Ci sono luoghi che entrano nel cuore in punta di piedi, senza rumore, ma con un’intensità che non ti lascia più. Zungri è uno di quei luoghi. E ancora una volta, il mio cuore ha battuto all’unisono con quello della sua gente, in occasione dei festeggiamenti in onore di Maria SS. della Neve.

La celebrazione si è conclusa con la Messa Solenne, officiata da S.E. Mons. Francesco Savino, Vescovo di Cassano all’Jonio e Vicepresidente della CEI. Una liturgia partecipata, viva, vibrante di fede e speranza, dove il sacro sembrava toccare con delicatezza ogni anima presente.

Ma a rendere tutto ancor più intenso, è stato l’abbraccio spirituale offerto da Mons. Savino, che con parole semplici e potenti ha parlato al cuore del popolo. Ha parlato di speranza, di ideali smarriti, di una società che ha bisogno di ritrovarsi. E lo ha fatto sotto lo sguardo amorevole della Vergine, madre e guida di un popolo che non ha mai smesso di credere.

Zungri non è solo un paese.
È una famiglia.
Una comunità fatta di uomini e donne che conoscono la fatica, ma anche la dignità. Che hanno attraversato il dolore, ma senza mai perdere la luce negli occhi.

E se oggi questo paese è rinato nello spirito, è grazie a un uomo che ha saputo ridare senso, anima e voce al silenzio: Don Giuseppe La Rosa. Un parroco, sì, ma prima ancora un padre, un fratello, un faro. La sua missione non è stata solo religiosa, ma umana. Ha riacceso il fuoco della fiducia, ha raccolto lacrime e le ha trasformate in sorriso. Un vero capitano di anime.

A lui devo il mio primo legame con Zungri. Un legame diventato negli anni affetto profondo. Al punto che l’Amministrazione Comunale, guidata allora da Franco Galati, ha scelto di donarmi uno degli onori più toccanti della mia vita: la Cittadinanza Onoraria.
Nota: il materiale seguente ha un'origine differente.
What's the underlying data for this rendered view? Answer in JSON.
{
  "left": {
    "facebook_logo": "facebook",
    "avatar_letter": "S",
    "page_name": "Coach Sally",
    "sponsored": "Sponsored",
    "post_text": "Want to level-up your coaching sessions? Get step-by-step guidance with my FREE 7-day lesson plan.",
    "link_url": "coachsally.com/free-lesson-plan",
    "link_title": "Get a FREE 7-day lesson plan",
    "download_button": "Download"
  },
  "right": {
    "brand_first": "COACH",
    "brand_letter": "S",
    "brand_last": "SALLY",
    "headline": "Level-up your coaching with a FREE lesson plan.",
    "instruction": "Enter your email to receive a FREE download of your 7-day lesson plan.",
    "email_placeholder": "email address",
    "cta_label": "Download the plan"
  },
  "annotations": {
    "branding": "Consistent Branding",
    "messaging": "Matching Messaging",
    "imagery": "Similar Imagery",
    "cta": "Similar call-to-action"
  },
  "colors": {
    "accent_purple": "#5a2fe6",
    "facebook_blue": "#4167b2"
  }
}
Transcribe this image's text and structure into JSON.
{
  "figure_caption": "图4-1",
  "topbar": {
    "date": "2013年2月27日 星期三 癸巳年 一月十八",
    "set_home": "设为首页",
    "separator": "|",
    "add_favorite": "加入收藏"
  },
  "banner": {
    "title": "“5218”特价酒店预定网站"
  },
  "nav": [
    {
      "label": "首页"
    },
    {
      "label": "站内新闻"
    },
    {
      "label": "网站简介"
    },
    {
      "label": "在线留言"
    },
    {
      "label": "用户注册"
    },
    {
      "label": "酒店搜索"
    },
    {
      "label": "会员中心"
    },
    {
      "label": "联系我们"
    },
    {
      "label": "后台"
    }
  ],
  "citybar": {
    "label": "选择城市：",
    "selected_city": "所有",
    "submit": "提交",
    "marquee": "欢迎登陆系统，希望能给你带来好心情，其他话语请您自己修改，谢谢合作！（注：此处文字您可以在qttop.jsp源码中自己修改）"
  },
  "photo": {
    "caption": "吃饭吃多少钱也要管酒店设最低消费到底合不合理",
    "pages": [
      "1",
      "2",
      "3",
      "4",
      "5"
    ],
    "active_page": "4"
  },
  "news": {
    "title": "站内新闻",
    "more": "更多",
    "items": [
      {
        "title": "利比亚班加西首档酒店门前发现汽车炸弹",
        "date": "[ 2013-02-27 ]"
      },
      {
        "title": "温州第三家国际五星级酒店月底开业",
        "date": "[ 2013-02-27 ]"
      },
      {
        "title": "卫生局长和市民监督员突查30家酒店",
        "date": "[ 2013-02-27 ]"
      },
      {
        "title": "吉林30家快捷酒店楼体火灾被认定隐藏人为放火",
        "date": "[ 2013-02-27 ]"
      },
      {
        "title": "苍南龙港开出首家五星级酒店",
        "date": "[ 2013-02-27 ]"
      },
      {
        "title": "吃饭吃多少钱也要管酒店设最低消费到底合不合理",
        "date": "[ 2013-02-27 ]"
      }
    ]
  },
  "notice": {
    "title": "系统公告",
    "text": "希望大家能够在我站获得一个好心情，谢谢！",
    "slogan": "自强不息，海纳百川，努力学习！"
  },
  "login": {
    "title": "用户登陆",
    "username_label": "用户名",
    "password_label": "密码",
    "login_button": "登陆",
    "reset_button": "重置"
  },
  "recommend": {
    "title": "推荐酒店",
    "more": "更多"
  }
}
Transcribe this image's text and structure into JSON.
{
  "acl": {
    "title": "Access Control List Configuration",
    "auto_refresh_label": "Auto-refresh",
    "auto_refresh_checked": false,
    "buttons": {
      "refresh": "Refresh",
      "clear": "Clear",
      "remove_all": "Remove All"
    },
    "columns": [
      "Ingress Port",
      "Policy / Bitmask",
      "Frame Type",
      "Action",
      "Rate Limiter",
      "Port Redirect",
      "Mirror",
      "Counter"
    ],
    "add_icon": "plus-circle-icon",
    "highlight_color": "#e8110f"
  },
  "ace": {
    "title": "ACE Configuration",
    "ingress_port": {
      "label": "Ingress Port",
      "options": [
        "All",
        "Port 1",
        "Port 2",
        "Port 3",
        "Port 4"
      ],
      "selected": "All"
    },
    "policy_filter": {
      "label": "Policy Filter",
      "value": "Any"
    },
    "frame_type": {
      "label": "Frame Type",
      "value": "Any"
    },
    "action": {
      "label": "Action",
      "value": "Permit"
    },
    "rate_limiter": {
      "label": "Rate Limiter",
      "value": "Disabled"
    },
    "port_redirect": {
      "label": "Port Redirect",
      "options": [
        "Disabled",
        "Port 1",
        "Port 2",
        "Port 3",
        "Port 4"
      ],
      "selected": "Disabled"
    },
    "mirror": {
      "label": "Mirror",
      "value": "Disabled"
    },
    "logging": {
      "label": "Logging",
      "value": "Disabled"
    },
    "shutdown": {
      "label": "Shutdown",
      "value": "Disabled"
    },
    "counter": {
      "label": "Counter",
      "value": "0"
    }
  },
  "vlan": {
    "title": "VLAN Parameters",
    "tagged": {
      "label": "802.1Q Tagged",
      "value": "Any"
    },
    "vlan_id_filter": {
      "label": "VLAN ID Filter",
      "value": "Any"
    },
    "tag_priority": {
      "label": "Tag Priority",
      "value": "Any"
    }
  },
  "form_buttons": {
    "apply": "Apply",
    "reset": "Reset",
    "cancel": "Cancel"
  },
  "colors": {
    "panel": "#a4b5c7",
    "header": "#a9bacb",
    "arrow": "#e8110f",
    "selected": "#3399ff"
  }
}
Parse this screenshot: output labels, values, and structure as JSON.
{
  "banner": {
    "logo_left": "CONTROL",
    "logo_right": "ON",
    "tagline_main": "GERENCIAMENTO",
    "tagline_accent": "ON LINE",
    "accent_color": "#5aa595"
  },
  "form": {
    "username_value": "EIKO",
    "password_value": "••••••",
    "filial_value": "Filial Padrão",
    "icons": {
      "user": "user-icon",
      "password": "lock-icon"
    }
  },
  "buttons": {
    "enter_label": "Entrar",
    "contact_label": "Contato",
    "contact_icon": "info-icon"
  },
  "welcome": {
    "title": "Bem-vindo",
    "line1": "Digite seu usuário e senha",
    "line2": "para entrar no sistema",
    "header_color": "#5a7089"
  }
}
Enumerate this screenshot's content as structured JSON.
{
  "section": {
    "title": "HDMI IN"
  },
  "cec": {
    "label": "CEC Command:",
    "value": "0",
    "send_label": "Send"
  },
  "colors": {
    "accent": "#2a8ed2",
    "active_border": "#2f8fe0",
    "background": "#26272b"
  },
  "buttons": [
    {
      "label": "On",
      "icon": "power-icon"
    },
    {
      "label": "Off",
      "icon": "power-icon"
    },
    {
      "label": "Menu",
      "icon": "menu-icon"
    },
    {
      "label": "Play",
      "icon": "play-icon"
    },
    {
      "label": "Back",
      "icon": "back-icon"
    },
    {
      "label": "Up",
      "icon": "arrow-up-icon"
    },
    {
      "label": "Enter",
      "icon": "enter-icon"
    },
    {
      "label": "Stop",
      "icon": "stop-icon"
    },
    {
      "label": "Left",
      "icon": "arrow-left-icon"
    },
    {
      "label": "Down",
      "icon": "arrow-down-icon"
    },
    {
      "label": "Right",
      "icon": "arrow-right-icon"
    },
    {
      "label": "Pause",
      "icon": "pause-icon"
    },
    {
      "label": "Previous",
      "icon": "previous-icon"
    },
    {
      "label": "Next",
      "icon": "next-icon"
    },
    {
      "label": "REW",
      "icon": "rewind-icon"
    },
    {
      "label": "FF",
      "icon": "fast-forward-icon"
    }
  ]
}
Un gesto che porto nel cuore come un sigillo d’amore.

Quel 5 agosto non è stato solo un giorno di festa.
È stato un incontro con l’eterno, sospeso tra cielo e terra.
È stato camminare tra volti amici, stringere mani callose e sincere, ascoltare storie sussurrate con gli occhi lucidi.
È stato emozionarsi fino alle lacrime.

Perché quando un popolo si stringe attorno alla sua fede, non è solo una celebrazione: è un miracolo che si rinnova.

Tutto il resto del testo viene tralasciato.